Why CIOs Should Care About Privacy

Customers will judge your company’s competence according to how well you protect their data, says Don Peppers, co-founder of customer relationship advisory firm Peppers & Rogers Group. CIOs are on the front line.

What accounts for the generational divide on privacy?

Privacy is part of personal data hygiene. If you ask a 17-year-old if they’re worried about protecting their privacy, you get a puzzled look.

I had this conversation with my son. I asked, "What if you're trying to get a job when you're 40 and your employer calls this stuff up on your Facebook page?" He said, "Don't you think my employer will have his own stuff to worry about on Facebook?"

He had a point. They will take precautions, but they're not obsessed about privacy protection. That obsession is an artifact of the pre-Internet world. Remember when you got your first cellphone? You never wanted to give your number out because people might call you and try to sell you stuff. People were the same way with email addresses, too.

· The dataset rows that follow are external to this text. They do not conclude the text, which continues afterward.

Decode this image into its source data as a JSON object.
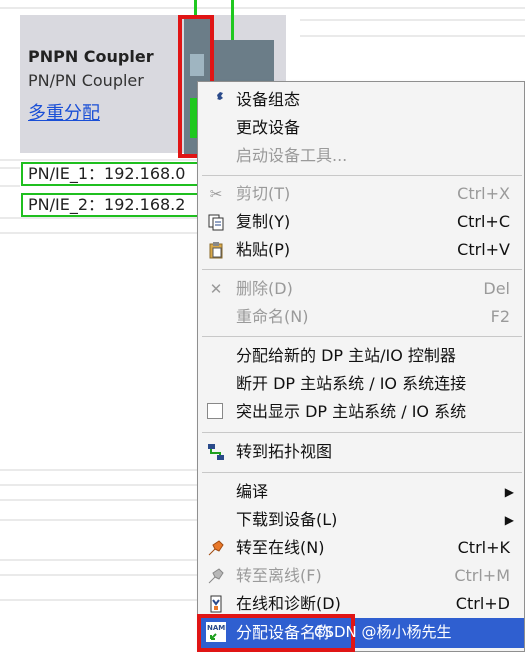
{
  "device": {
    "title": "PNPN Coupler",
    "subtitle": "PN/PN Coupler",
    "link": "多重分配"
  },
  "ie_labels": [
    "PN/IE_1：192.168.0",
    "PN/IE_2：192.168.2"
  ],
  "menu": {
    "items": [
      {
        "label": "设备组态",
        "icon": "wrench-icon",
        "enabled": true
      },
      {
        "label": "更改设备",
        "enabled": true
      },
      {
        "label": "启动设备工具...",
        "enabled": false
      },
      {
        "label": "剪切(T)",
        "shortcut": "Ctrl+X",
        "icon": "scissors-icon",
        "enabled": false
      },
      {
        "label": "复制(Y)",
        "shortcut": "Ctrl+C",
        "icon": "copy-icon",
        "enabled": true
      },
      {
        "label": "粘贴(P)",
        "shortcut": "Ctrl+V",
        "icon": "paste-icon",
        "enabled": true
      },
      {
        "label": "删除(D)",
        "shortcut": "Del",
        "icon": "delete-icon",
        "enabled": false
      },
      {
        "label": "重命名(N)",
        "shortcut": "F2",
        "enabled": false
      },
      {
        "label": "分配给新的 DP 主站/IO 控制器",
        "enabled": true
      },
      {
        "label": "断开 DP 主站系统 / IO 系统连接",
        "enabled": true
      },
      {
        "label": "突出显示 DP 主站系统 / IO 系统",
        "enabled": true
      },
      {
        "label": "转到拓扑视图",
        "icon": "topology-icon",
        "enabled": true
      },
      {
        "label": "编译",
        "enabled": true
      },
      {
        "label": "下载到设备(L)",
        "enabled": true
      },
      {
        "label": "转至在线(N)",
        "shortcut": "Ctrl+K",
        "icon": "go-online-icon",
        "enabled": true
      },
      {
        "label": "转至离线(F)",
        "shortcut": "Ctrl+M",
        "icon": "go-offline-icon",
        "enabled": false
      },
      {
        "label": "在线和诊断(D)",
        "shortcut": "Ctrl+D",
        "icon": "diagnostics-icon",
        "enabled": true
      },
      {
        "label": "分配设备名称",
        "icon": "name-assign-icon",
        "enabled": true,
        "highlighted": true
      }
    ]
  },
  "watermark": "CSDN @杨小杨先生",
  "colors": {
    "highlight": "#2f5fd0",
    "red_box": "#e01515",
    "green": "#1fc81f",
    "link": "#1a4fd6"
  }
}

Why should CIOs care about privacy?

The Sony PlayStation data breach illustrates an important aspect of privacy protection and its relationship to customer trust. Trustworthiness is going to be more important as the volume and speed of interactions between customers and companies go up. Our standards for what constitutes trustworthy behavior will be more demanding and less forgiving. Violating a customer's privacy will be found to be even more egregious in the future than it is today.